I am in the process of creating a minimization problem in which I;
- schedule a certain set of N products according to minimum changeovers in raw materials
- allocate raw materials to submachinery (which determines the changeovers or costs). This allocation occurs for each state n, or for each scheduled product.
The schedule is wrapped into a decision variable x_ij, denoting whether product i is followed by j. I flatten this to a sequence O, which is in the shape of N, e.g. [3,1,2,0], i.e. the third product is first, then the first product, etc.
So, my raw material allocation requires the produced schedule, and my schedule requires (intermediate) values of raw allocation to determine the cost of that schedule.

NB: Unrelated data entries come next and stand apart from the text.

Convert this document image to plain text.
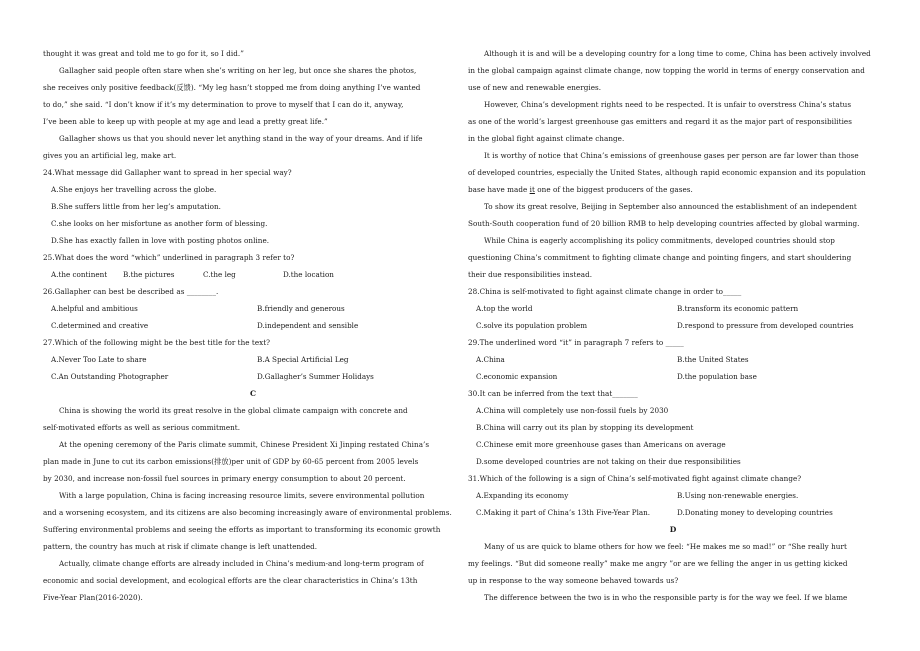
thought it was great and told me to go for it, so I did.”
Gallagher said people often stare when she’s writing on her leg, but once she shares the photos,
she receives only positive feedback(反馈). “My leg hasn’t stopped me from doing anything I’ve wanted
to do,” she said. “I don’t know if it’s my determination to prove to myself that I can do it, anyway,
I’ve been able to keep up with people at my age and lead a pretty great life.”
Gallagher shows us that you should never let anything stand in the way of your dreams. And if life
gives you an artificial leg, make art.
24.What message did Gallapher want to spread in her special way?
A.She enjoys her travelling across the globe.
B.She suffers little from her leg’s amputation.
C.she looks on her misfortune as another form of blessing.
D.She has exactly fallen in love with posting photos online.
25.What does the word “which” underlined in paragraph 3 refer to?
A.the continent	B.the pictures	C.the leg	D.the location
26.Gallapher can best be described as ________.
A.helpful and ambitious	B.friendly and generous
C.determined and creative	D.independent and sensible
27.Which of the following might be the best title for the text?
A.Never Too Late to share	B.A Special Artificial Leg
C.An Outstanding Photographer	D.Gallagher’s Summer Holidays
C
China is showing the world its great resolve in the global climate campaign with concrete and
self-motivated efforts as well as serious commitment.
At the opening ceremony of the Paris climate summit, Chinese President Xi Jinping restated China’s
plan made in June to cut its carbon emissions(排放)per unit of GDP by 60-65 percent from 2005 levels
by 2030, and increase non-fossil fuel sources in primary energy consumption to about 20 percent.
With a large population, China is facing increasing resource limits, severe environmental pollution
and a worsening ecosystem, and its citizens are also becoming increasingly aware of environmental problems.
Suffering environmental problems and seeing the efforts as important to transforming its economic growth
pattern, the country has much at risk if climate change is left unattended.
Actually, climate change efforts are already included in China’s medium-and long-term program of
economic and social development, and ecological efforts are the clear characteristics in China’s 13th
Five-Year Plan(2016-2020).
Although it is and will be a developing country for a long time to come, China has been actively involved
in the global campaign against climate change, now topping the world in terms of energy conservation and
use of new and renewable energies.
However, China’s development rights need to be respected. It is unfair to overstress China’s status
as one of the world’s largest greenhouse gas emitters and regard it as the major part of responsibilities
in the global fight against climate change.
It is worthy of notice that China’s emissions of greenhouse gases per person are far lower than those
of developed countries, especially the United States, although rapid economic expansion and its population
base have made it one of the biggest producers of the gases.
To show its great resolve, Beijing in September also announced the establishment of an independent
South-South cooperation fund of 20 billion RMB to help developing countries affected by global warming.
While China is eagerly accomplishing its policy commitments, developed countries should stop
questioning China’s commitment to fighting climate change and pointing fingers, and start shouldering
their due responsibilities instead.
28.China is self-motivated to fight against climate change in order to_____
A.top the world	B.transform its economic pattern
C.solve its population problem	D.respond to pressure from developed countries
29.The underlined word “it” in paragraph 7 refers to _____
A.China	B.the United States
C.economic expansion	D.the population base
30.It can be inferred from the text that_______
A.China will completely use non-fossil fuels by 2030
B.China will carry out its plan by stopping its development
C.Chinese emit more greenhouse gases than Americans on average
D.some developed countries are not taking on their due responsibilities
31.Which of the following is a sign of China’s self-motivated fight against climate change?
A.Expanding its economy	B.Using non-renewable energies.
C.Making it part of China’s 13th Five-Year Plan.	D.Donating money to developing countries
D
Many of us are quick to blame others for how we feel: “He makes me so mad!” or “She really hurt
my feelings. “But did someone really” make me angry ”or are we felling the anger in us getting kicked
up in response to the way someone behaved towards us?
The difference between the two is in who the responsible party is for the way we feel. If we blame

For one of my constraints, i take the n-th element for the o, and use it as input for a constraint, like
for n in range(N):
for r in range(R):
prob += lpSum(y[n][r][d] for d in range(D)) == matrix[idxs[o[n].varValue]][r]
i.e. i take a corresponding index from idxs and equal my allocation in state n of raw material r on submachinery d to a certain value from a matrix.
Problem O is dynamic, and changes depending on the schedule. However, my model takes only a certain instance of the values within O to determine the constraint, which results in a faulty result. I've read elsewhere that .varValue() only is available after solving. That means the model is not getting the correct results.
Is there a possibility to make this more dynami, i.e. updating this constraint each time O is updated?
I have tried looking at callbacks, but I believe the PULP_CBC_CMD solver does not support it.